The genomic structure of RSV is non-segmented single-stranded negative-strand RNA, with a full length of approximately 15.2kb, encoding 11 proteins, including 8 structural proteins (F, G, M2-1, M2-2, SH, N, P, L) and 3 nonstructural proteins (NS1, NS2, NS3). The fusion protein (F) and the attachment protein (G) are the two major envelope glycoproteins. F is a typical type I glycoprotein that, after being cleaved into F1 and F2 by cellular proteases, possesses biological activity and can cause the virus envelope to fuse with the host cell membrane to form multinucleated giant cells. The G protein is a type II glycoprotein and can bind to host cell membrane receptors, mediating the entry of the virus into the host cell. Compared to protein G, protein F shows less variability and is relatively stable, making it an important target for drug development.

As early as 1956, the RSV virus was isolated from the respiratory tract of chimpanzees, but until 2013, RSV vaccines were all designed and developed against post-fusion F protein (Post-F). This may explain the failures of the vaccine. Thereafter, the strategies and types of vaccine development rapidly increased. 

In order to stabilize the shape of pre-F protein, researchers added a key chemical bond in the protein, acting like double-sided adhesive tape, to keep the protein folded into the pre-F shape. 

It is these improvements against pre-F protein that has made pre-F antigen vaccines possible, bringing the success of RSV vaccines one step closer.

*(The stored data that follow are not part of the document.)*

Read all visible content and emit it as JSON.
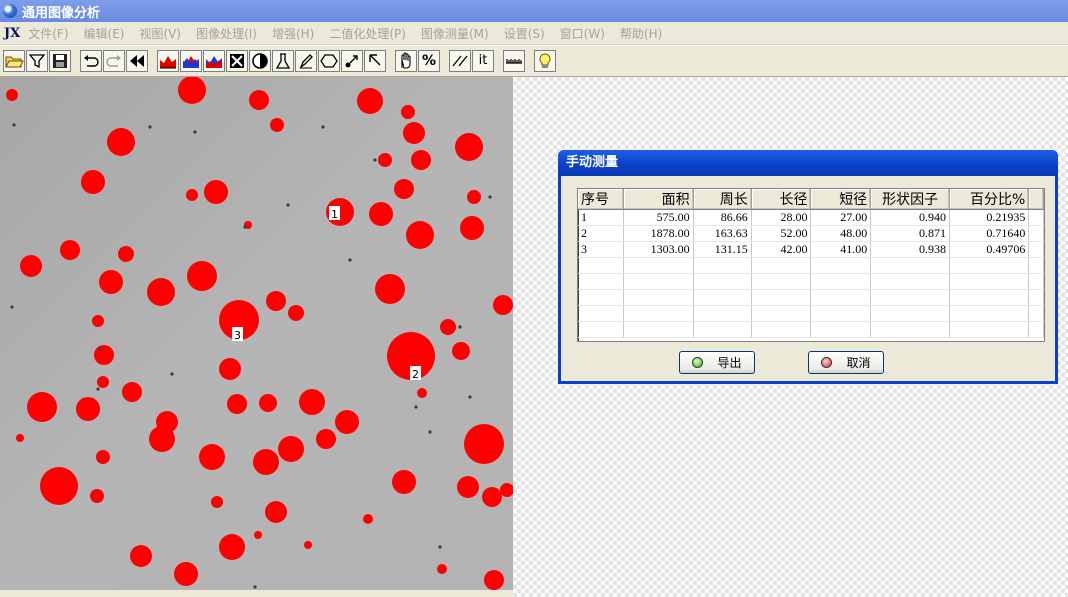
{
  "window": {
    "title": "通用图像分析"
  },
  "menubar": {
    "logo": "JX",
    "items": [
      {
        "label": "文件(F)"
      },
      {
        "label": "编辑(E)"
      },
      {
        "label": "视图(V)"
      },
      {
        "label": "图像处理(I)"
      },
      {
        "label": "增强(H)"
      },
      {
        "label": "二值化处理(P)"
      },
      {
        "label": "图像测量(M)"
      },
      {
        "label": "设置(S)"
      },
      {
        "label": "窗口(W)"
      },
      {
        "label": "帮助(H)"
      }
    ]
  },
  "toolbar": {
    "icons": [
      "open-folder-icon",
      "filter-icon",
      "save-disk-icon",
      "undo-icon",
      "redo-icon",
      "rewind-icon",
      "histogram-icon",
      "histogram-icon",
      "histogram-icon",
      "crop-icon",
      "contrast-icon",
      "flask-icon",
      "pen-icon",
      "hexagon-icon",
      "move-point-icon",
      "pointer-arrow-icon",
      "hand-icon",
      "percent-icon",
      "parallel-lines-icon",
      "count-icon",
      "ruler-icon",
      "lightbulb-icon"
    ],
    "percent_label": "%",
    "count_label": "it"
  },
  "image": {
    "markers": [
      {
        "label": "1"
      },
      {
        "label": "2"
      },
      {
        "label": "3"
      }
    ],
    "colors": {
      "particle": "#ff0000",
      "background": "#b0b0b0"
    }
  },
  "dialog": {
    "title": "手动测量",
    "columns": [
      "序号",
      "面积",
      "周长",
      "长径",
      "短径",
      "形状因子",
      "百分比%"
    ],
    "rows": [
      [
        "1",
        "575.00",
        "86.66",
        "28.00",
        "27.00",
        "0.940",
        "0.21935"
      ],
      [
        "2",
        "1878.00",
        "163.63",
        "52.00",
        "48.00",
        "0.871",
        "0.71640"
      ],
      [
        "3",
        "1303.00",
        "131.15",
        "42.00",
        "41.00",
        "0.938",
        "0.49706"
      ]
    ],
    "export_label": "导出",
    "cancel_label": "取消"
  }
}
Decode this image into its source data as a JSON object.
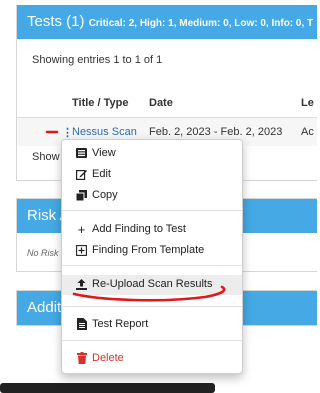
{
  "tests": {
    "heading": "Tests (1)",
    "summary": "Critical: 2, High: 1, Medium: 0, Low: 0, Info: 0, T",
    "showing": "Showing entries 1 to 1 of 1",
    "columns": [
      "Title / Type",
      "Date",
      "Le"
    ],
    "row": {
      "actions": "⋮",
      "title": "Nessus Scan",
      "date": "Feb. 2, 2023 - Feb. 2, 2023",
      "extra": "Ac"
    },
    "show_label": "Show"
  },
  "risk": {
    "heading": "Risk A",
    "body": "No Risk"
  },
  "additional": {
    "heading": "Additi"
  },
  "menu": {
    "view": "View",
    "edit": "Edit",
    "copy": "Copy",
    "add_finding": "Add Finding to Test",
    "finding_template": "Finding From Template",
    "reupload": "Re-Upload Scan Results",
    "report": "Test Report",
    "delete": "Delete"
  },
  "colors": {
    "heading": "#44a9e4",
    "link": "#2a6db0",
    "danger": "#d9322c",
    "annotation": "#e0191c"
  }
}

Moderna RSV Vaccine Layout

Moderna's RSV vaccine, mRNA-1345, is an mRNA vaccine that encodes the virus's stable pre-fusion F Glycoprotein, which can elicit a better neutralizing antibody response compared to its post-fusion state. The vaccine uses the same lipid nanoparticles as Moderna's COVID-19 vaccine. The F Glycoprotein is located on the surface of the virus and aids the virus in infecting host cells. It exists in two states: pre-fusion and post-fusion, with the pre-fusion conformation being an important target for effective neutralizing antibodies, and the protein sequences of RSV-A and RSV-B subtypes are very similar.

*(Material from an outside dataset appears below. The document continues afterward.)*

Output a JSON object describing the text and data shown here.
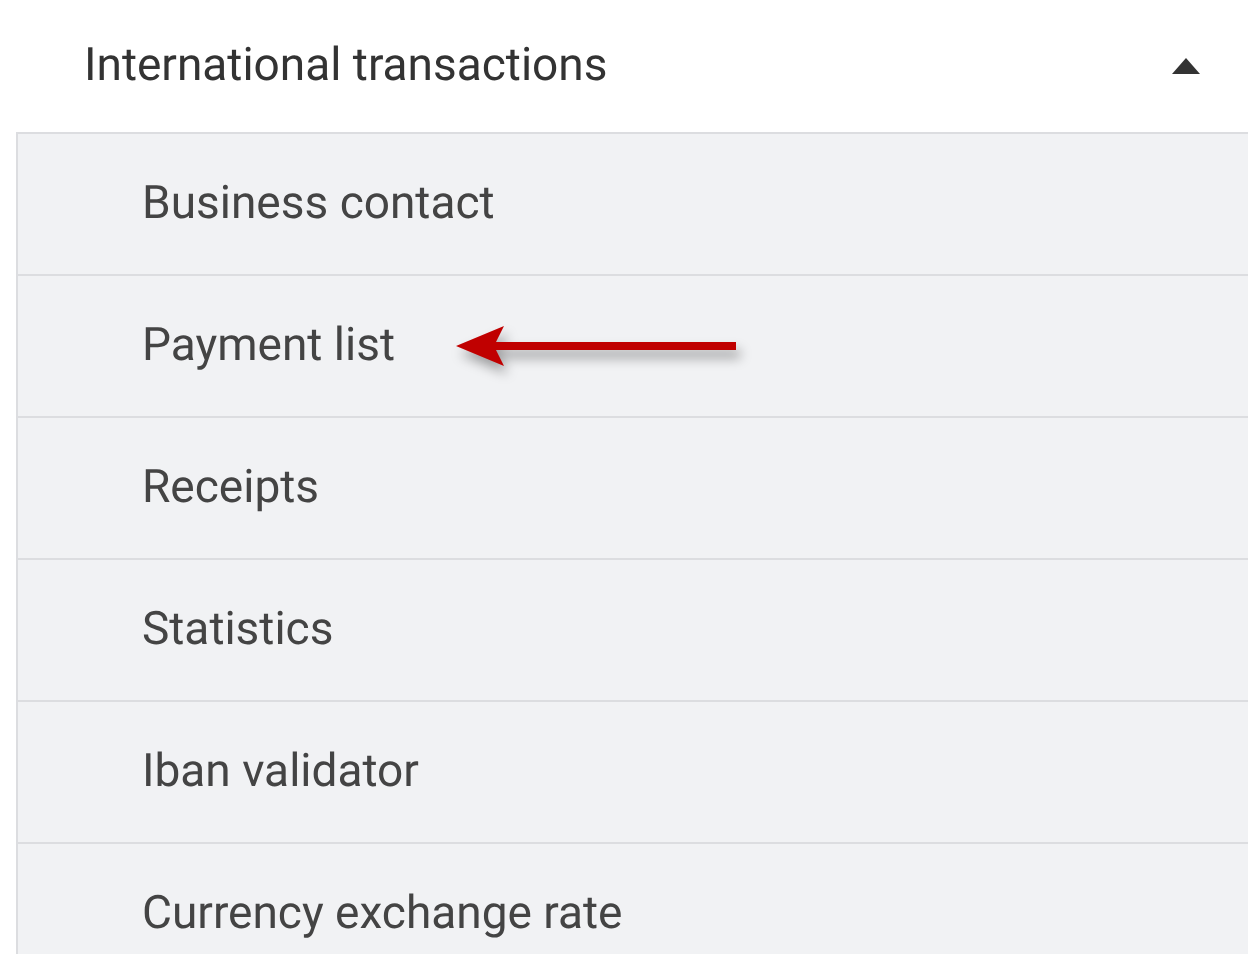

Previously, the U.S. FDA has granted mRNA-1345 Fast Track designation and Breakthrough Therapy designation to help prevent RSV in adults over 60 years old.

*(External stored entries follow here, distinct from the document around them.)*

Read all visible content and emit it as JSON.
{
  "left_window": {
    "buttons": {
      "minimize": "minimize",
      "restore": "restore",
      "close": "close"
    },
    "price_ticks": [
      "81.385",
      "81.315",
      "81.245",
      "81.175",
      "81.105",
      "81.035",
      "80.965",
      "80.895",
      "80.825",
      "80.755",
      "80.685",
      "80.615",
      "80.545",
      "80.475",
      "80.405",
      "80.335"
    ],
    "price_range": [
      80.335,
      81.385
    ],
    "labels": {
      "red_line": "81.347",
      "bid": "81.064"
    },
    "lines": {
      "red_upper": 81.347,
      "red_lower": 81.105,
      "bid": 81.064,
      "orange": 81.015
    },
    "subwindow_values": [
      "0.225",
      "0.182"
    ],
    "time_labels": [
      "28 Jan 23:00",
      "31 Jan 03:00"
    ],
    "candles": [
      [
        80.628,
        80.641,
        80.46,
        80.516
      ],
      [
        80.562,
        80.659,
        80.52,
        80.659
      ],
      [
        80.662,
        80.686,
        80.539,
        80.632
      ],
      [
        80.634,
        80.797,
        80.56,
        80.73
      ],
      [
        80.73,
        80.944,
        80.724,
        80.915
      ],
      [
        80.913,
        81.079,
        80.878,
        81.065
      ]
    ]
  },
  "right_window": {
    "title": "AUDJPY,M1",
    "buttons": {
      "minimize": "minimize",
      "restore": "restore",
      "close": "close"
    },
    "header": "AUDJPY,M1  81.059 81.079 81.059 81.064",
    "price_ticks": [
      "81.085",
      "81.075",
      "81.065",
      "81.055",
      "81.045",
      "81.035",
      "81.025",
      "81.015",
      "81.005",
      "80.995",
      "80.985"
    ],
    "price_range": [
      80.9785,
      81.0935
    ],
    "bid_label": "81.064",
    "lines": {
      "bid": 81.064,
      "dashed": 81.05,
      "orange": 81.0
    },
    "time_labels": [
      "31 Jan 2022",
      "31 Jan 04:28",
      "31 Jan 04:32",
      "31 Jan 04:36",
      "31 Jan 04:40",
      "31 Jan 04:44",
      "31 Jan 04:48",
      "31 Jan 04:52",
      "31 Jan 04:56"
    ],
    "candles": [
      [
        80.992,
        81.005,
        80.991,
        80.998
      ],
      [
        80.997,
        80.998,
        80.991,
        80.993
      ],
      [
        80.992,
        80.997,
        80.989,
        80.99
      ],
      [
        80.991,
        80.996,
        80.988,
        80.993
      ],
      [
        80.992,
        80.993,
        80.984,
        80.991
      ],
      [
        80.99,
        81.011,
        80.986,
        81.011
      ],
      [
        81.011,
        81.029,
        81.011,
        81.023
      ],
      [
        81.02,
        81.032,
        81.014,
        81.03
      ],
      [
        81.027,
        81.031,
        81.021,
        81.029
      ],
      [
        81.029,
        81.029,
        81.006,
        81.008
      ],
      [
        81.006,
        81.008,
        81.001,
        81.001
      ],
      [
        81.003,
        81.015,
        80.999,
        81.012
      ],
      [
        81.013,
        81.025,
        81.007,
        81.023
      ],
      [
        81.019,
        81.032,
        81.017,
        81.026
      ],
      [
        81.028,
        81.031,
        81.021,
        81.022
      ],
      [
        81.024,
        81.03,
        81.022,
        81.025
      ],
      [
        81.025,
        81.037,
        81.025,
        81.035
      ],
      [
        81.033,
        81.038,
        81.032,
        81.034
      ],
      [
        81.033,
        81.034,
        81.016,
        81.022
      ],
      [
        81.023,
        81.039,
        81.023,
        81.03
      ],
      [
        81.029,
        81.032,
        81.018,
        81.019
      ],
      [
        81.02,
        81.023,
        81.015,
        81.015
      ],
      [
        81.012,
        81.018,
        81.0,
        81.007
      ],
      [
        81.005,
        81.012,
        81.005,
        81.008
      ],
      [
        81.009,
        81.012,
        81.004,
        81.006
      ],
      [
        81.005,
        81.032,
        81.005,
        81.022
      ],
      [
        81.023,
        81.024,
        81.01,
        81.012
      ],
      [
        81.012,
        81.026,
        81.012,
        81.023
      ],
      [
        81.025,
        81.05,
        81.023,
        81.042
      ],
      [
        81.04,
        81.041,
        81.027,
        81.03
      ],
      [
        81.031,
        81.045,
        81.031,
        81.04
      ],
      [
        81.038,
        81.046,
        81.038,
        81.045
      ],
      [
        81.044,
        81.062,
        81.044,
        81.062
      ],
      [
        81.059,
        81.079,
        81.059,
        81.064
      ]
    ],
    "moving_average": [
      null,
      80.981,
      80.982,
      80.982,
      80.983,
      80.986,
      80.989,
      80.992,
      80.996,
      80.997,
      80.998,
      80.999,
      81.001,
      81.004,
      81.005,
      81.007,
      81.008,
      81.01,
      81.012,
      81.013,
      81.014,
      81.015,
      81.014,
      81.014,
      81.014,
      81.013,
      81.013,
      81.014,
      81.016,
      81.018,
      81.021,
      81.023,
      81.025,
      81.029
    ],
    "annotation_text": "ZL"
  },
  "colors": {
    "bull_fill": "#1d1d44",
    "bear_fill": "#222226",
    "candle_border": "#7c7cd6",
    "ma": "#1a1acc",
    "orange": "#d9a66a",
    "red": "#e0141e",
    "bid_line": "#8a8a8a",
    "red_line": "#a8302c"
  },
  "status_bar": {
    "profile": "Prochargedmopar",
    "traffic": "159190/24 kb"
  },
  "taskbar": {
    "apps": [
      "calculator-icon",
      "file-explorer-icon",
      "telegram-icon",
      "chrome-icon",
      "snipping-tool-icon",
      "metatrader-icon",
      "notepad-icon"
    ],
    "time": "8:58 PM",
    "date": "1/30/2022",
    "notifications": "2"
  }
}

In January 2023, Moderna released phase three clinical data of mRNA-1345, indicating that the study met its primary endpoint with an efficacy of 83.7% in preventing Respiratory Syncytial Virus (RSV) associated lower respiratory tract diseases in individuals aged 60 and over. In terms of safety, the drug was well-tolerated with no identified safety concerns. The most common adverse effects were mild or moderate, including injection site pain, fatigue, headaches, muscle pain, and joint pain. In the same month, mRNA-1345 received a breakthrough therapy designation from the FDA for the prevention of RSV-associated lower respiratory tract diseases (RSV-LRTD) in adults aged 60 and over. This vaccine is expected to be approved and hit the market this year, providing a new treatment option for RSV infections. 

After over six decades in development, the RSV vaccine has finally seen the light of day, offering a breath of fresh air to this market valued at billions of dollars.